Home > Nazi doll saddens Holocaust survivor
Painful, not necessary,' says Calgary man. Manufacturer defends toy as
cool figure’
by JEREMY HAINSWORTH
VANCOUVER - Dolls depicting members of a Nazi SS combat division originally created to guard concentration camps are now available in Canadian stores.
Auschwitz death camp survivor Sid Cyngiser is saddened by the toy. He doesn’t think it should be on store shelves.
"It’s a painful thing to see that. It’s not necessary," said the 80-year-old Calgary man, whose grandmother, mother, father and sister vanished in the camps. "It’s 60 years after the war and people are still busy with hatred."
The `Totenkopf Division’ doll, sporting military fatigues and the trademark death’s head insignia on the cap, comes with a Walther pistol and gas mask. The packaging infers that the division fought in Normandy in 1944 as a tank unit ? which part of the division did.
The Totenkopf was, however, a group originally formed at Dachau, site of the first concentration camp outside Munich. It opened in 1934.
Martin Kitchen, professor emeritus of history at B.C.’s Simon Fraser University, said the sale of the dolls is "most extraordinary."
Kitchen said it was a "fanatically ideological group" numbering about 40,000 members at its peak.
"They were a nasty bunch," Kitchen said. "They were responsible for a number of atrocities on the Eastern Front."
The figure is part of a World War II series from Plan-B Toys of Groveport, Ohio.

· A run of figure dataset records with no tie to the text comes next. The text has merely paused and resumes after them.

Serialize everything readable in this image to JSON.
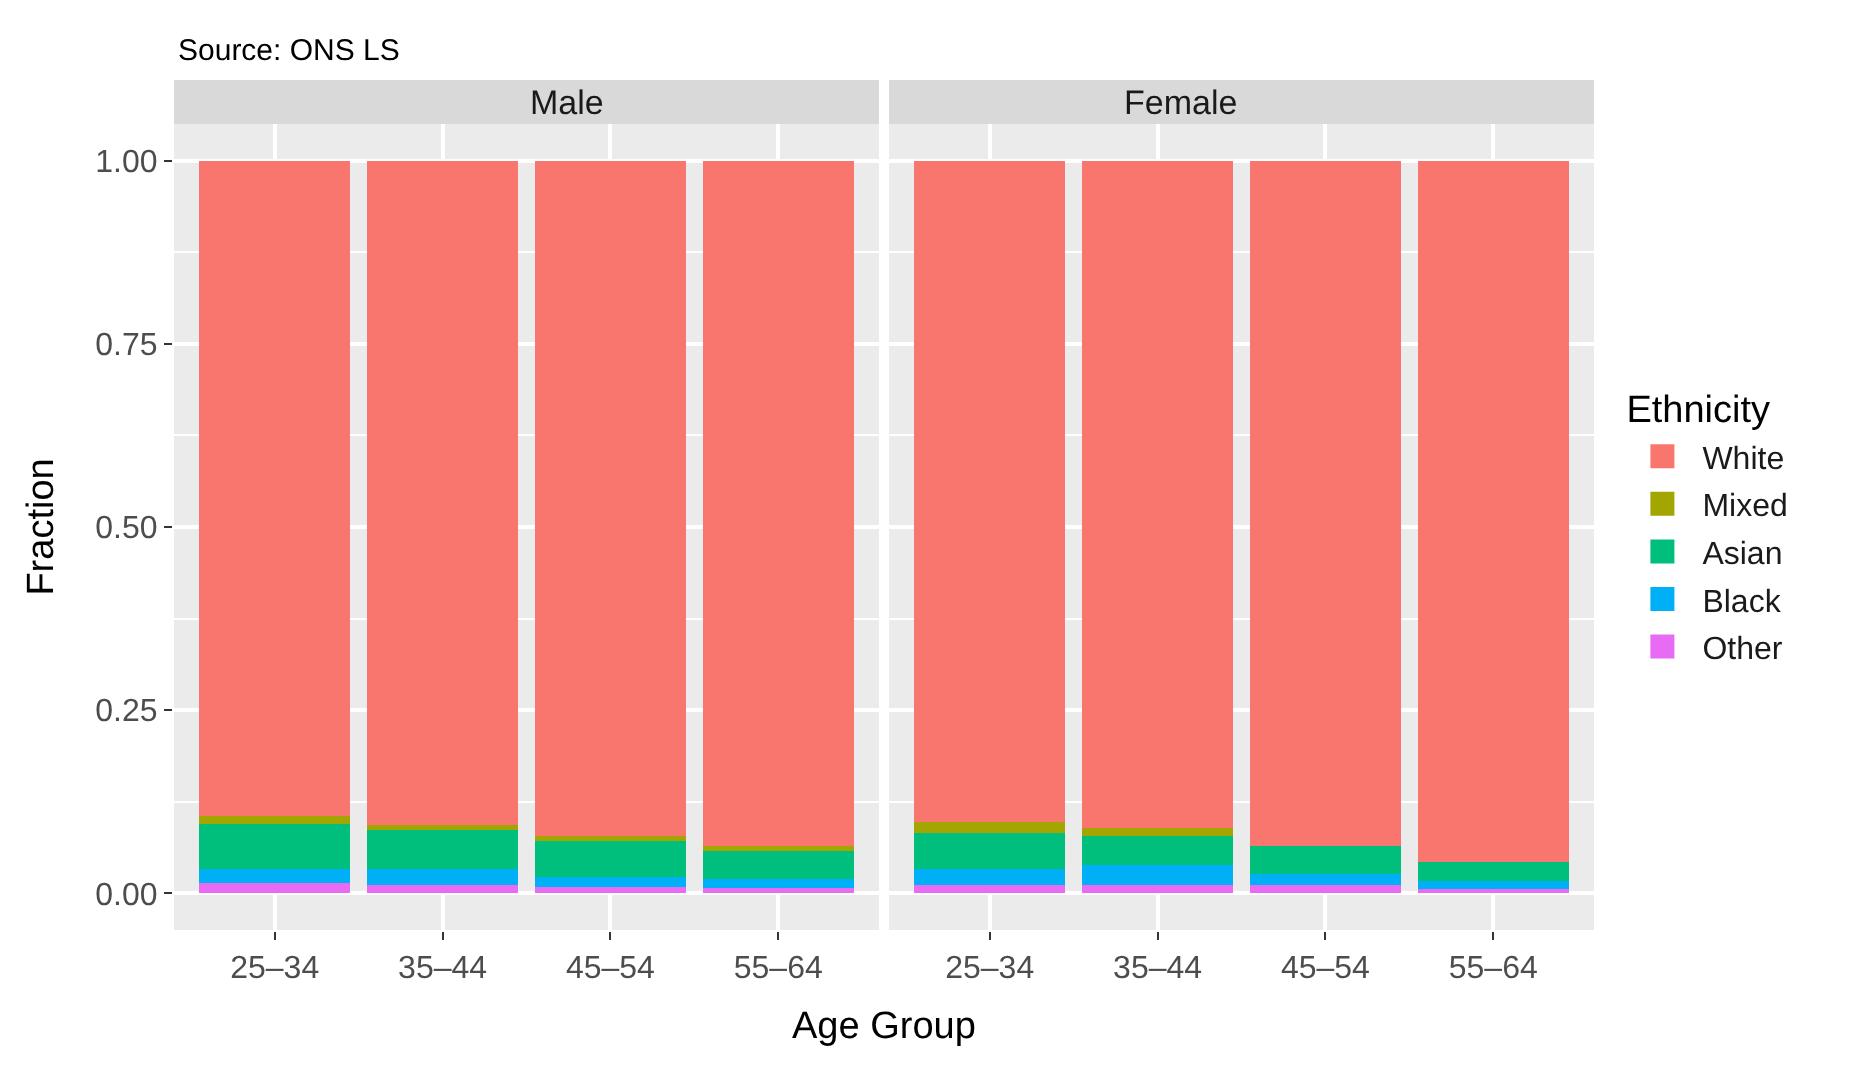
{
  "chart_data": [
    {
      "type": "bar",
      "title": "Male",
      "xlabel": "Age Group",
      "ylabel": "Fraction",
      "annotations": [
        "Source: ONS LS"
      ],
      "legend_title": "Ethnicity",
      "legend": "right",
      "stacked": true,
      "grid": true,
      "categories": [
        "25–34",
        "35–44",
        "45–54",
        "55–64"
      ],
      "ylim": [
        -0.05,
        1.05
      ],
      "yticks": [
        {
          "value": 0,
          "label": "0.00"
        },
        {
          "value": 0.25,
          "label": "0.25"
        },
        {
          "value": 0.5,
          "label": "0.50"
        },
        {
          "value": 0.75,
          "label": "0.75"
        },
        {
          "value": 1,
          "label": "1.00"
        }
      ],
      "series": [
        {
          "name": "Other",
          "color": "#e76bf3",
          "values": [
            0.014,
            0.011,
            0.009,
            0.008
          ]
        },
        {
          "name": "Black",
          "color": "#00b0f6",
          "values": [
            0.019,
            0.022,
            0.013,
            0.011
          ]
        },
        {
          "name": "Asian",
          "color": "#00bf7d",
          "values": [
            0.061,
            0.053,
            0.05,
            0.039
          ]
        },
        {
          "name": "Mixed",
          "color": "#a3a500",
          "values": [
            0.011,
            0.007,
            0.006,
            0.006
          ]
        },
        {
          "name": "White",
          "color": "#f8766d",
          "values": [
            0.895,
            0.907,
            0.922,
            0.936
          ]
        }
      ]
    },
    {
      "type": "bar",
      "title": "Female",
      "stacked": true,
      "grid": true,
      "tick_labels": "x",
      "categories": [
        "25–34",
        "35–44",
        "45–54",
        "55–64"
      ],
      "ylim": [
        -0.05,
        1.05
      ],
      "yticks": [
        0,
        0.25,
        0.5,
        0.75,
        1
      ],
      "series": [
        {
          "color": "#e76bf3",
          "values": [
            0.011,
            0.011,
            0.011,
            0.006
          ]
        },
        {
          "color": "#00b0f6",
          "values": [
            0.022,
            0.028,
            0.015,
            0.011
          ]
        },
        {
          "color": "#00bf7d",
          "values": [
            0.05,
            0.039,
            0.039,
            0.026
          ]
        },
        {
          "color": "#a3a500",
          "values": [
            0.015,
            0.011,
            null,
            null
          ]
        },
        {
          "color": "#f8766d",
          "values": [
            0.902,
            0.911,
            0.934,
            0.956
          ]
        }
      ]
    }
  ]
}
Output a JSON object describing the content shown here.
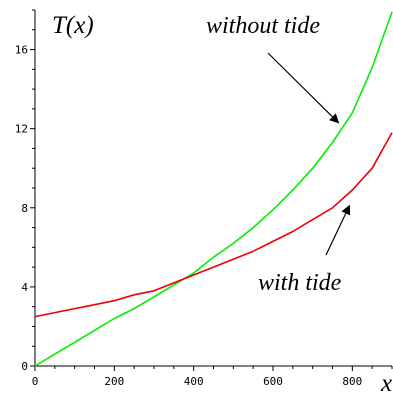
{
  "chart_data": {
    "type": "line",
    "ylabel": "T(x)",
    "xlabel": "x",
    "xlim": [
      0,
      900
    ],
    "ylim": [
      0,
      18
    ],
    "x_ticks": [
      0,
      200,
      400,
      600,
      800
    ],
    "y_ticks": [
      0,
      4,
      8,
      12,
      16
    ],
    "grid": false,
    "series": [
      {
        "name": "without tide",
        "color": "#00ee00",
        "x": [
          0,
          50,
          100,
          150,
          200,
          250,
          300,
          350,
          400,
          450,
          500,
          550,
          600,
          650,
          700,
          750,
          800,
          850,
          900
        ],
        "values": [
          0.0,
          0.6,
          1.2,
          1.8,
          2.4,
          2.9,
          3.5,
          4.1,
          4.7,
          5.5,
          6.2,
          7.0,
          7.9,
          8.9,
          10.0,
          11.3,
          12.8,
          15.1,
          17.9
        ]
      },
      {
        "name": "with tide",
        "color": "#ee0000",
        "x": [
          0,
          50,
          100,
          150,
          200,
          250,
          300,
          350,
          400,
          450,
          500,
          550,
          600,
          650,
          700,
          750,
          800,
          850,
          900
        ],
        "values": [
          2.5,
          2.7,
          2.9,
          3.1,
          3.3,
          3.6,
          3.8,
          4.2,
          4.6,
          5.0,
          5.4,
          5.8,
          6.3,
          6.8,
          7.4,
          8.0,
          8.9,
          10.0,
          11.8
        ]
      }
    ],
    "annotations": [
      {
        "text": "without tide",
        "target_series": "without tide"
      },
      {
        "text": "with tide",
        "target_series": "with tide"
      }
    ]
  }
}
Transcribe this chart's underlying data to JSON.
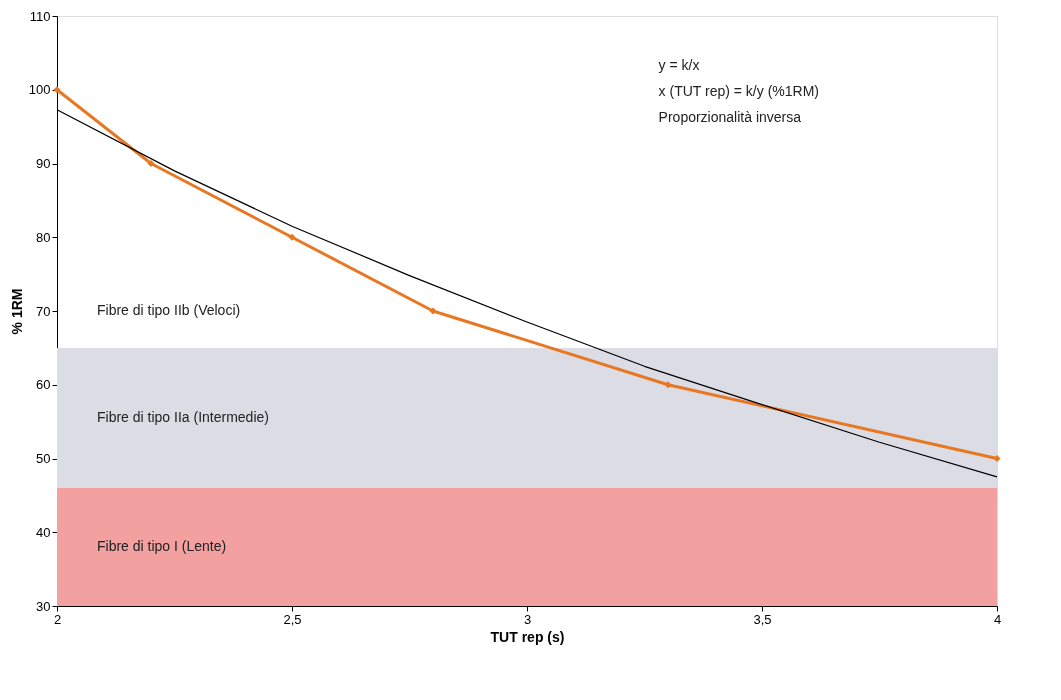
{
  "chart_data": {
    "type": "line",
    "xlabel": "TUT rep (s)",
    "ylabel": "% 1RM",
    "xlim": [
      2,
      4
    ],
    "ylim": [
      30,
      110
    ],
    "xticks": [
      2,
      {
        "value": 2.5,
        "label": "2,5"
      },
      3,
      {
        "value": 3.5,
        "label": "3,5"
      },
      4
    ],
    "yticks": [
      30,
      40,
      50,
      60,
      70,
      80,
      90,
      100,
      110
    ],
    "grid": false,
    "series": [
      {
        "color": "#e87722",
        "marker": "diamond",
        "x": [
          2,
          2.2,
          2.5,
          2.8,
          3.3,
          4
        ],
        "values": [
          100,
          90,
          80,
          70,
          60,
          50
        ]
      },
      {
        "color": "#000000",
        "marker": "none",
        "x": [
          2,
          2.25,
          2.5,
          2.75,
          3,
          3.25,
          3.5,
          3.75,
          4
        ],
        "values": [
          97.3,
          89,
          81.5,
          74.8,
          68.5,
          62.5,
          57.3,
          52.2,
          47.5
        ]
      }
    ],
    "bands": [
      {
        "axis": "y",
        "from": 30,
        "to": 46,
        "label": "Fibre di tipo I (Lente)",
        "color": "#f2a0a0"
      },
      {
        "axis": "y",
        "from": 46,
        "to": 65,
        "label": "Fibre di tipo IIa (Intermedie)",
        "color": "#dcdce4"
      }
    ],
    "annotations": [
      "Fibre di tipo IIb (Veloci)",
      "y = k/x",
      "x (TUT rep) = k/y (%1RM)",
      "Proporzionalità inversa"
    ]
  }
}
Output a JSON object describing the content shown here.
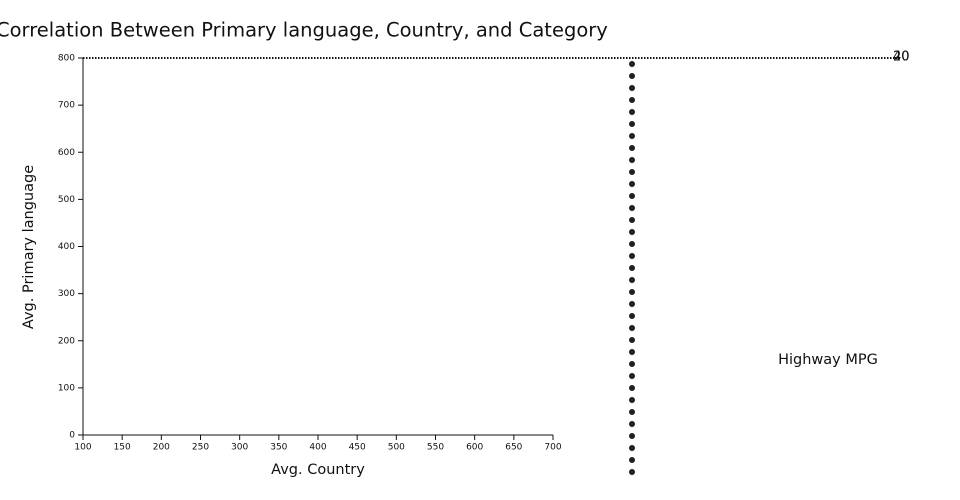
{
  "chart_data": {
    "type": "scatter",
    "title": "Correlation Between Primary language, Country, and Category",
    "x_label": "Avg. Country",
    "y_label": "Avg. Primary language",
    "xlim": [
      100,
      700
    ],
    "xticks": [
      100,
      150,
      200,
      250,
      300,
      350,
      400,
      450,
      500,
      550,
      600,
      650,
      700
    ],
    "ylim": [
      0,
      800
    ],
    "yticks": [
      0,
      100,
      200,
      300,
      400,
      500,
      600,
      700,
      800
    ],
    "size_legend": {
      "title": "Highway MPG",
      "values": [
        20,
        40
      ]
    }
  }
}
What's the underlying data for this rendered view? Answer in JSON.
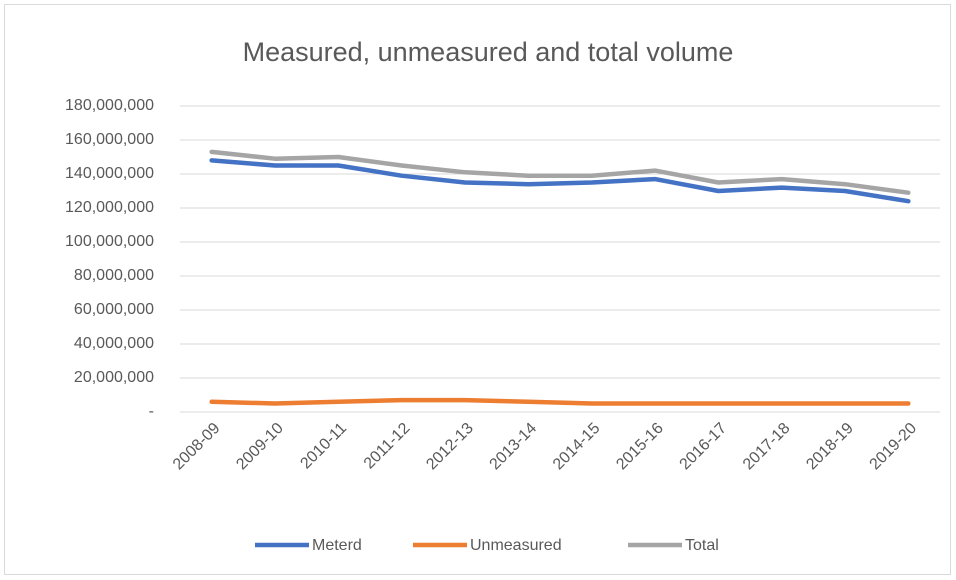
{
  "chart_data": {
    "type": "line",
    "title": "Measured, unmeasured and total volume",
    "categories": [
      "2008-09",
      "2009-10",
      "2010-11",
      "2011-12",
      "2012-13",
      "2013-14",
      "2014-15",
      "2015-16",
      "2016-17",
      "2017-18",
      "2018-19",
      "2019-20"
    ],
    "series": [
      {
        "name": "Meterd",
        "color": "#4472c4",
        "values": [
          148000000,
          145000000,
          145000000,
          139000000,
          135000000,
          134000000,
          135000000,
          137000000,
          130000000,
          132000000,
          130000000,
          124000000
        ]
      },
      {
        "name": "Unmeasured",
        "color": "#ed7d31",
        "values": [
          6000000,
          5000000,
          6000000,
          7000000,
          7000000,
          6000000,
          5000000,
          5000000,
          5000000,
          5000000,
          5000000,
          5000000
        ]
      },
      {
        "name": "Total",
        "color": "#a5a5a5",
        "values": [
          153000000,
          149000000,
          150000000,
          145000000,
          141000000,
          139000000,
          139000000,
          142000000,
          135000000,
          137000000,
          134000000,
          129000000
        ]
      }
    ],
    "ylim": [
      0,
      180000000
    ],
    "yticks": [
      {
        "value": 0,
        "label": "-"
      },
      {
        "value": 20000000,
        "label": "20,000,000"
      },
      {
        "value": 40000000,
        "label": "40,000,000"
      },
      {
        "value": 60000000,
        "label": "60,000,000"
      },
      {
        "value": 80000000,
        "label": "80,000,000"
      },
      {
        "value": 100000000,
        "label": "100,000,000"
      },
      {
        "value": 120000000,
        "label": "120,000,000"
      },
      {
        "value": 140000000,
        "label": "140,000,000"
      },
      {
        "value": 160000000,
        "label": "160,000,000"
      },
      {
        "value": 180000000,
        "label": "180,000,000"
      }
    ],
    "grid": true,
    "legend": "bottom"
  }
}
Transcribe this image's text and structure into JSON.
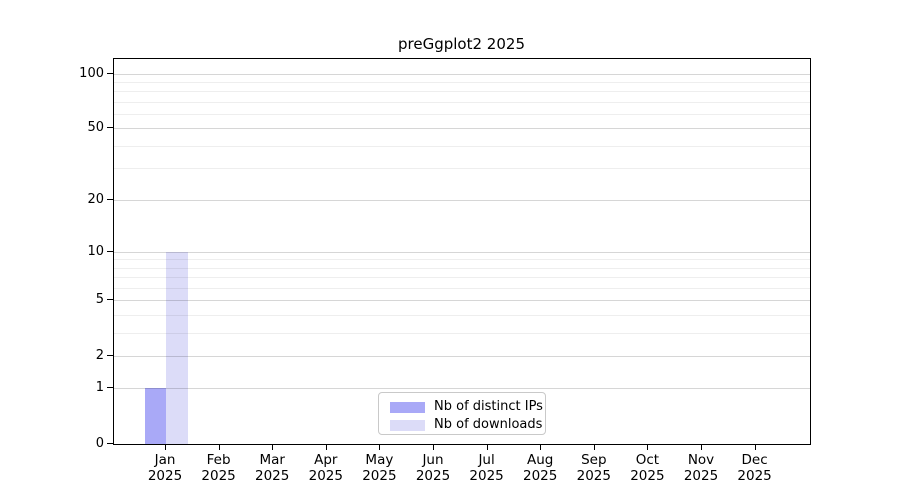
{
  "chart_data": {
    "type": "bar",
    "title": "preGgplot2 2025",
    "categories": [
      "Jan",
      "Feb",
      "Mar",
      "Apr",
      "May",
      "Jun",
      "Jul",
      "Aug",
      "Sep",
      "Oct",
      "Nov",
      "Dec"
    ],
    "category_year": "2025",
    "series": [
      {
        "name": "Nb of distinct IPs",
        "color": "#a9a9f7",
        "values": [
          1,
          0,
          0,
          0,
          0,
          0,
          0,
          0,
          0,
          0,
          0,
          0
        ]
      },
      {
        "name": "Nb of downloads",
        "color": "#dcdcf8",
        "values": [
          10,
          0,
          0,
          0,
          0,
          0,
          0,
          0,
          0,
          0,
          0,
          0
        ]
      }
    ],
    "yscale": "log1p",
    "y_ticks": [
      0,
      1,
      2,
      5,
      10,
      20,
      50,
      100
    ],
    "y_minor_ticks": [
      3,
      4,
      6,
      7,
      8,
      9,
      30,
      40,
      60,
      70,
      80,
      90
    ],
    "ylim": [
      0,
      120
    ],
    "xlabel": "",
    "ylabel": "",
    "grid": "horizontal",
    "legend_position": "lower-center-inside",
    "colors": {
      "background": "#ffffff",
      "spine": "#000000",
      "major_grid": "#d6d6d6",
      "minor_grid": "#ebebeb",
      "legend_border": "#c9c9c9"
    }
  }
}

Other figures in the doll series include several Waffen SS figures and a variety of U.S. airborne soldier figures as well as regular Wehrmacht troops. The Waffen SS sniper comes with a recruitment poster.
The SS was the elite private army initially formed as a bodyguard for Nazi leader Adolf Hitler. Plan-B co-president Chris Borman said the company did not set out to offend anyone but was just portraying the Totenkopf troops that fought in Normandy.
"Everyone knows the Germans were Nazis in World War II," Borman said. "We picked them because they’ve got the coolest gear. It makes for a cool figure.
"There’s really no harm in it," he adds. "We won the war. We already know the outcome.
"That division was involved in some terrible things, but wasn’t everyone during World War II? It’s just history."
Leigh Poirier, executive director of the Canadian Toy Testing Council, said her group wouldn’t even look at a toy like this "due to its negative nature."
"It doesn’t promote positive play for children. Our mandate it to encourage that."